Representatives of NARA, located in Portland, did not respond.

Medications for opioid use disorder, including buprenorphine, disrupt the ability of drugs like heroin and fentanyl to attach to certain receptors in the brain.

Researchers suspect these medications may be particularly effective in younger people because their brains are still developing and those receptors may be less damaged than those in the brains of older people suffering from long-term opioid use, Wright said.

Researchers used a “secret shopper” approach, posing as the aunt or uncle of a 16-year-old who had survived a fentanyl overdose in calls to treatment centers around the country. The research took place last fall.

They identified 160 residential treatment centers nationally that serve patients younger than 18. The survey found about 24% provided buprenorphine and of those only 18% were located in the West. A dozen offered the medication but discontinued it before the patient was discharged, though it is typically recommended younger patients use it for six to 12 months. Only four offered long-acting injectable buprenorphine.

Nearly all offered counseling and a quarter of them offered equine therapy, Korthuis said.

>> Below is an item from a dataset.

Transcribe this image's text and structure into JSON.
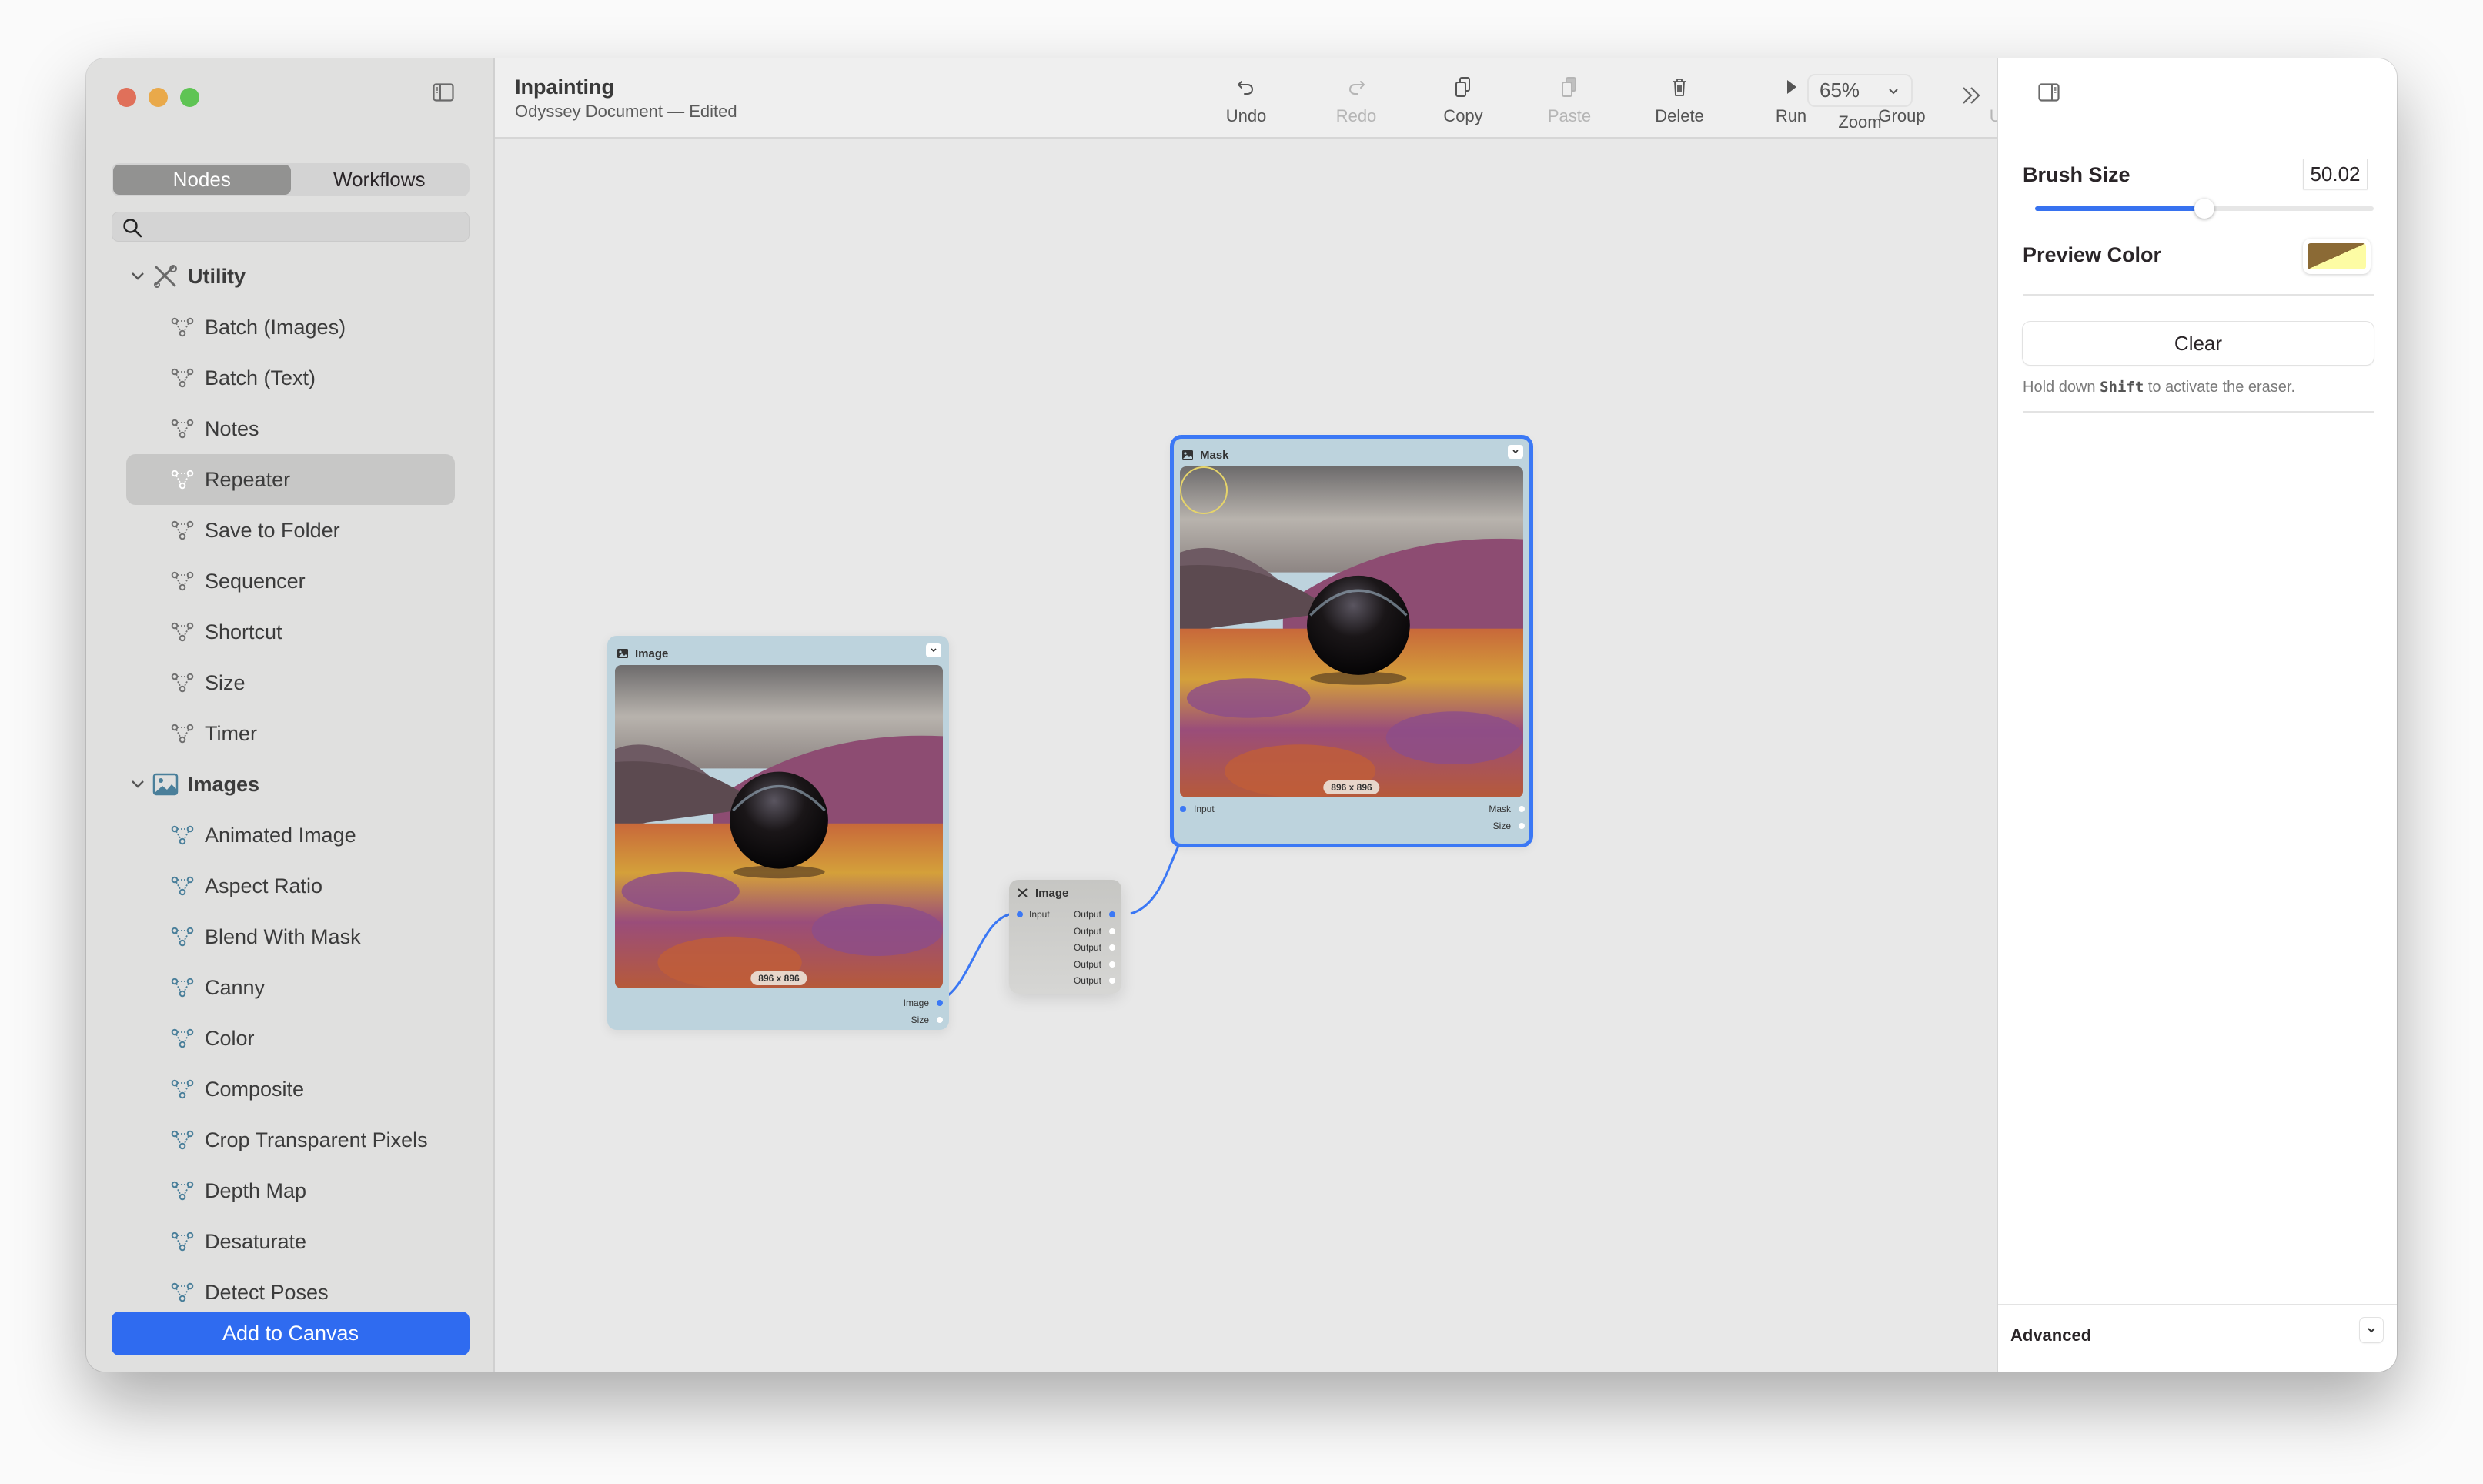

“Basically, horse programs, literally exposure to horses, as a therapeutic innovation, which has almost no data behind it,” he said. “That was actually the thing that was most jaw dropping to me. Say what you will about buprenorphine, but I guarantee it’s more effective than riding horses.”

Korthuis said that while the study highlights the shortcomings of residential treatment for adolescents, pediatricians and family doctors should be screening for opioid use disorders at annual checkups and in sports physicals.

“And then be prepared to actually prescribe what’s appropriate for kids,” he said.